For the past few weeks, David has been quizzing me on animal classifications. For example, a female goat is called a doe. Easy enough, right? All I have to do is sing that age-old tune…doe a deer, a female deer….except replace deer with goat. Doe a goat, a female goat…hmm, just doesn’t have the same ring to it.
So, almost every night David asks, “What is a male goat with its testicles?”
“Horny?” I reply laughing to myself.
David usually shakes his head trying to conceal his own laughter.
Eventually we have gone through all that applies to our little farm at this point and I feel proud to be a farm girl.
Here is the break down thus far: (only for your own personal enjoyment. No quizzes, I promise!)
A male goat is a buck. Same as a deer. Yes, this was confusing to me at first and I found myself thinking, ‘Wait, so are deer and goats of the same species? I’m so confused!’
In the same family we have a yearling which is a goat or a sheep between the age of 1-2.
A kid, well that is a baby goat. A lamb, of course we ALL know what that is. A baby sheep! (they are so cute, right?)
A wether is a male sheep or goat that’s been castrated (neutered).
And an ewe is a female sheep…
Are you still with me?
Let’s move on…to cows. Or those things we all have called cows for years and years. By the way, we are getting one and a calf too!

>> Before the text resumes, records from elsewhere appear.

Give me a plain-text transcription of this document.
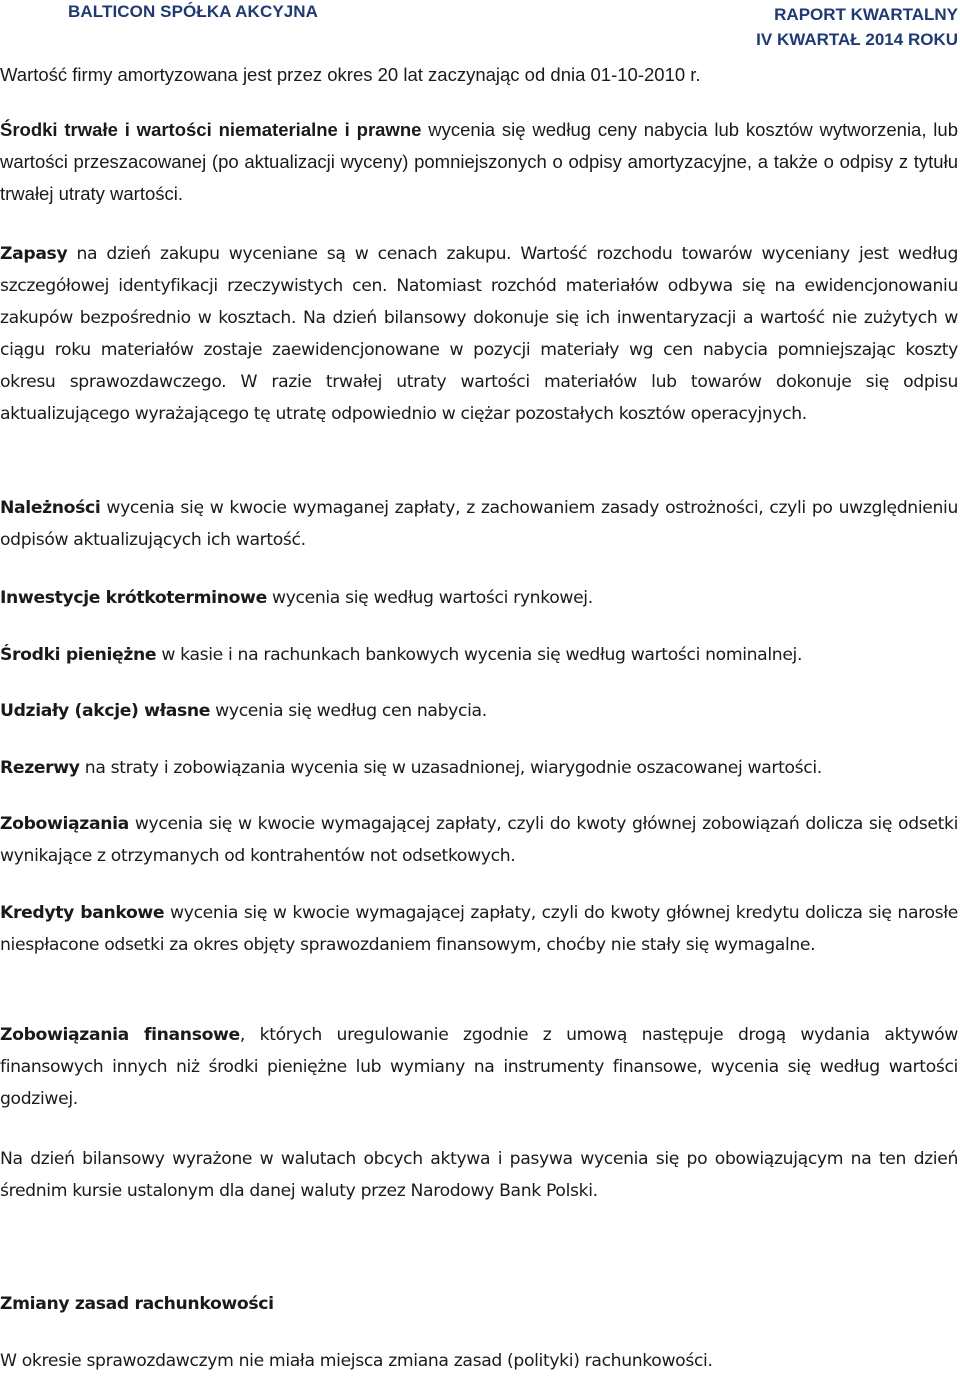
BALTICON SPÓŁKA AKCYJNA	RAPORT KWARTALNY
IV KWARTAŁ 2014 ROKU

Wartość firmy amortyzowana jest przez okres 20 lat zaczynając od dnia 01-10-2010 r.

Środki trwałe i wartości niematerialne i prawne wycenia się według ceny nabycia lub kosztów wytworzenia, lub wartości przeszacowanej (po aktualizacji wyceny) pomniejszonych o odpisy amortyzacyjne, a także o odpisy z tytułu trwałej utraty wartości.

Zapasy na dzień zakupu wyceniane są w cenach zakupu. Wartość rozchodu towarów wyceniany jest według szczegółowej identyfikacji rzeczywistych cen. Natomiast rozchód materiałów odbywa się na ewidencjonowaniu zakupów bezpośrednio w kosztach. Na dzień bilansowy dokonuje się ich inwentaryzacji a wartość nie zużytych w ciągu roku materiałów zostaje zaewidencjonowane w pozycji materiały wg cen nabycia pomniejszając koszty okresu sprawozdawczego. W razie trwałej utraty wartości materiałów lub towarów dokonuje się odpisu aktualizującego wyrażającego tę utratę odpowiednio w ciężar pozostałych kosztów operacyjnych.

Należności wycenia się w kwocie wymaganej zapłaty, z zachowaniem zasady ostrożności, czyli po uwzględnieniu odpisów aktualizujących ich wartość.

Inwestycje krótkoterminowe wycenia się według wartości rynkowej.

Środki pieniężne w kasie i na rachunkach bankowych wycenia się według wartości nominalnej.

Udziały (akcje) własne wycenia się według cen nabycia.

Rezerwy na straty i zobowiązania wycenia się w uzasadnionej, wiarygodnie oszacowanej wartości.

Zobowiązania wycenia się w kwocie wymagającej zapłaty, czyli do kwoty głównej zobowiązań dolicza się odsetki wynikające z otrzymanych od kontrahentów not odsetkowych.

Kredyty bankowe wycenia się w kwocie wymagającej zapłaty, czyli do kwoty głównej kredytu dolicza się narosłe niespłacone odsetki za okres objęty sprawozdaniem finansowym, choćby nie stały się wymagalne.

Zobowiązania finansowe, których uregulowanie zgodnie z umową następuje drogą wydania aktywów finansowych innych niż środki pieniężne lub wymiany na instrumenty finansowe, wycenia się według wartości godziwej.

Na dzień bilansowy wyrażone w walutach obcych aktywa i pasywa wycenia się po obowiązującym na ten dzień średnim kursie ustalonym dla danej waluty przez Narodowy Bank Polski.

Zmiany zasad rachunkowości

W okresie sprawozdawczym nie miała miejsca zmiana zasad (polityki) rachunkowości.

Overall, two or more is a cattle but this does not apply to one. ‘Cows,’ which are only female (will get to that later) are what we predominately see in pastures because most males are castrated at birth and then slaughtered for meat before the age of three.
A heifter is a young female animal under the age of three that is either close to calving or has had no calf at all. Sometimes a young female that has only had one calf is called a first-calf heifer.
A Springer is a heifer close to calving.
Young cattle of both sexes are called calves until they are weaned from their mothers and then they are often referred to as weaners (insert laughter here) or feeders until they are one years old. After that, they too are called yearlings or stirks if between one and two years old.
A steer is a male that has been castrated and a bull is an intact male (meaning they still have their balls or as I like to refer to them, the horny ones)
A calf is a baby.
And finally, the confusing one. So, contrary to what we’ve all be raised to believe, a cow is only a female animal that is over two years of age and has had a calf. This term is also used on other larger animals such as whales and hippos.
I turn to David, “Wait, so I’ve been wrong all this time? A cow is not a cow just because it looks like a cow?”
“It is if it’s a cow!” Says David
And now I’m confused all over again.